Today, however, workers got at least an inch closer to Tokyo Electric Power Company’s stated goal of having this mess contained before the end of the year. For the first time since the March 11 tsunami wrecked the plant, workers went inside one of the reactor buildings to connect six ventilators intended to suck irradiated air out of the building so that yet more workers can go back inside to work on the cooling. Last month, robots sent into the Unit 1 reactor building reported radiation levels were still too high for humans to be exposed to, and so the crucial task of setting up alternative cooling methods has been kept on ice. Today’s work began after robots sent in last week reported that the levels had dropped somewhat.
TEPCO says the ventilator installation will take several days. Employees installing the ventilators and accompany infrastructure will be wearing full protective gear and oxygen masks while inside the reactor building.
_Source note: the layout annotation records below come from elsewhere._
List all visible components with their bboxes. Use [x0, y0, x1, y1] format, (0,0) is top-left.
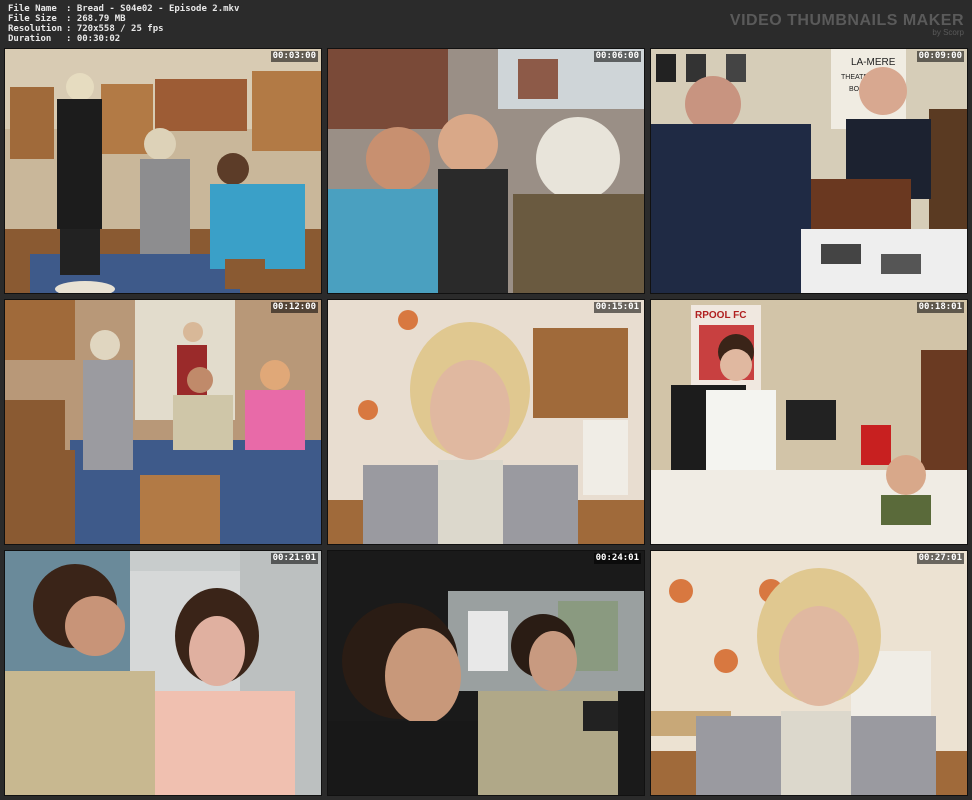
car-scene-icon [328, 551, 644, 795]
portrait-scene-icon [651, 551, 967, 795]
bedroom-scene-icon: RPOOL FC [651, 300, 967, 544]
thumbnail-4[interactable]: 00:12:00 [4, 299, 322, 545]
file-size-value: : 268.79 MB [66, 14, 126, 24]
thumbnail-2[interactable]: 00:06:00 [327, 48, 645, 294]
file-name-value: : Bread - S04e02 - Episode 2.mkv [66, 4, 240, 14]
street-scene-icon [328, 49, 644, 293]
info-header: File Name : Bread - S04e02 - Episode 2.m… [0, 0, 972, 48]
thumbnail-3[interactable]: LA-MERE THEATRICAL BOOKING 00:09:00 [650, 48, 968, 294]
file-name-row: File Name : Bread - S04e02 - Episode 2.m… [8, 4, 239, 14]
thumbnail-9[interactable]: 00:27:01 [650, 550, 968, 796]
timestamp: 00:03:00 [270, 51, 318, 62]
duration-row: Duration : 00:30:02 [8, 34, 239, 44]
thumbnail-8[interactable]: 00:24:01 [327, 550, 645, 796]
brand-logo: VIDEO THUMBNAILS MAKER by Scorp [730, 12, 964, 37]
timestamp: 00:09:00 [916, 51, 964, 62]
banner-text: RPOOL FC [695, 310, 746, 321]
timestamp: 00:27:01 [916, 553, 964, 564]
timestamp: 00:18:01 [916, 302, 964, 313]
timestamp: 00:21:01 [270, 553, 318, 564]
thumbnail-5[interactable]: 00:15:01 [327, 299, 645, 545]
portrait-scene-icon [328, 300, 644, 544]
poster-text: LA-MERE [851, 57, 896, 68]
timestamp: 00:06:00 [593, 51, 641, 62]
resolution-value: : 720x558 / 25 fps [66, 24, 164, 34]
timestamp: 00:12:00 [270, 302, 318, 313]
office-scene-icon: LA-MERE THEATRICAL BOOKING [651, 49, 967, 293]
duration-label: Duration [8, 34, 52, 44]
timestamp: 00:15:01 [593, 302, 641, 313]
thumbnail-1[interactable]: 00:03:00 [4, 48, 322, 294]
timestamp: 00:24:01 [593, 553, 641, 564]
resolution-row: Resolution : 720x558 / 25 fps [8, 24, 239, 34]
file-size-label: File Size [8, 14, 57, 24]
kitchen-scene-icon [5, 49, 321, 293]
brand-title: VIDEO THUMBNAILS MAKER [729, 12, 964, 29]
thumbnail-grid: 00:03:00 00:06:00 LA-MERE THEATRICAL B [4, 48, 968, 796]
file-name-label: File Name [8, 4, 57, 14]
file-size-row: File Size : 268.79 MB [8, 14, 239, 24]
thumbnail-7[interactable]: 00:21:01 [4, 550, 322, 796]
duration-value: : 00:30:02 [66, 34, 121, 44]
dining-scene-icon [5, 300, 321, 544]
thumbnail-6[interactable]: RPOOL FC 00:18:01 [650, 299, 968, 545]
resolution-label: Resolution [8, 24, 63, 34]
file-metadata: File Name : Bread - S04e02 - Episode 2.m… [8, 4, 239, 44]
kitchen-talk-scene-icon [5, 551, 321, 795]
If all goes according to plan and the utility is subsequently able to start cooling the reactor, the company says cold shutdown – in which coolant water around the rods falls below 100 degrees – will be achieved within days. (If you’re curious what things look like in there, here’s a video I posted on our Ecocentric blog that was taken on site on April 22 by a government employee.)
When the March 11 earthquake struck northeast Japan, there were over 6400 employees on site at the Daiichi Fukushima nuclear power plant. Two workers will killed on the premises in the ensuing tsunami, after rushing into a building to secure equipment after the quake. Since then, hundreds of workers from the plant and other TEPCO sites in Japan have worked in shifts in the dangerous conditions. To deal with the disaster, the government raised the legal limit for the workers’ radiation exposure to 250 millisieverts per year. Three workers have been taken for treatment for burns after being exposed to radioactive water, and at least two female workers have been assessed as having surpassed the 5 millisieverts limit in a three-month period in the first days after the event. (Under Japanese law, women’s exposure limits are evaluated by month, not by year, taking pregnancy into consideration.)
The employee has not reported having any health problems, but it’s worth noting how this overexposure seemingly happened, according to Kyodo:
An employee of the plant operator… told Kyodo News that without informing some site workers, the utility, known as TEPCO, had started to vent radioactive steam on March 12 from one of the crippled reactors at the power station to depressurize its container. The first release of such steam in Japan is believed to have increased the risk of the workers being exposed to a huge amount of radiation, underscoring that the safety and health management by TEPCO has been sloppy.
After the reactor steam was confirmed vented shortly past 2 p.m., the radiation level, which began rising at 4:40 a.m. that day and reached over 70 times the usual level two hours later, more than doubled in 20 minutes to 180 times the usual level at 2:20 p.m. at the entrance of the nuclear plant, according to data provided by TEPCO.
‘Sloppy’ is one term that comes to mind. I can think of others. The Japanese courts will ultimately decide whether TEPCO was criminally negligent of its handling of this crisis. In the meantime, what I would really be interested in knowing is whether the workers who are going into this uncharted territory today feel like they can still trust their employer. I would have loved to have asked them myself when I visited Fukushima last week, but the workers are being cordoned off at J-Village, inaccessible to the press. That physical precaution makes sense, but the media outlets who have made contact with workers seem to keep having less-than-encouraging stories like not being alerted to major releases of radioactive steam. We’ll know a lot more when these employees are allowed to speak freely about the last three months, assuming some choose to. Until then, while the international spotlight shines somewhere else, they’ll be putting their suits and oxygen masks on, and going to work.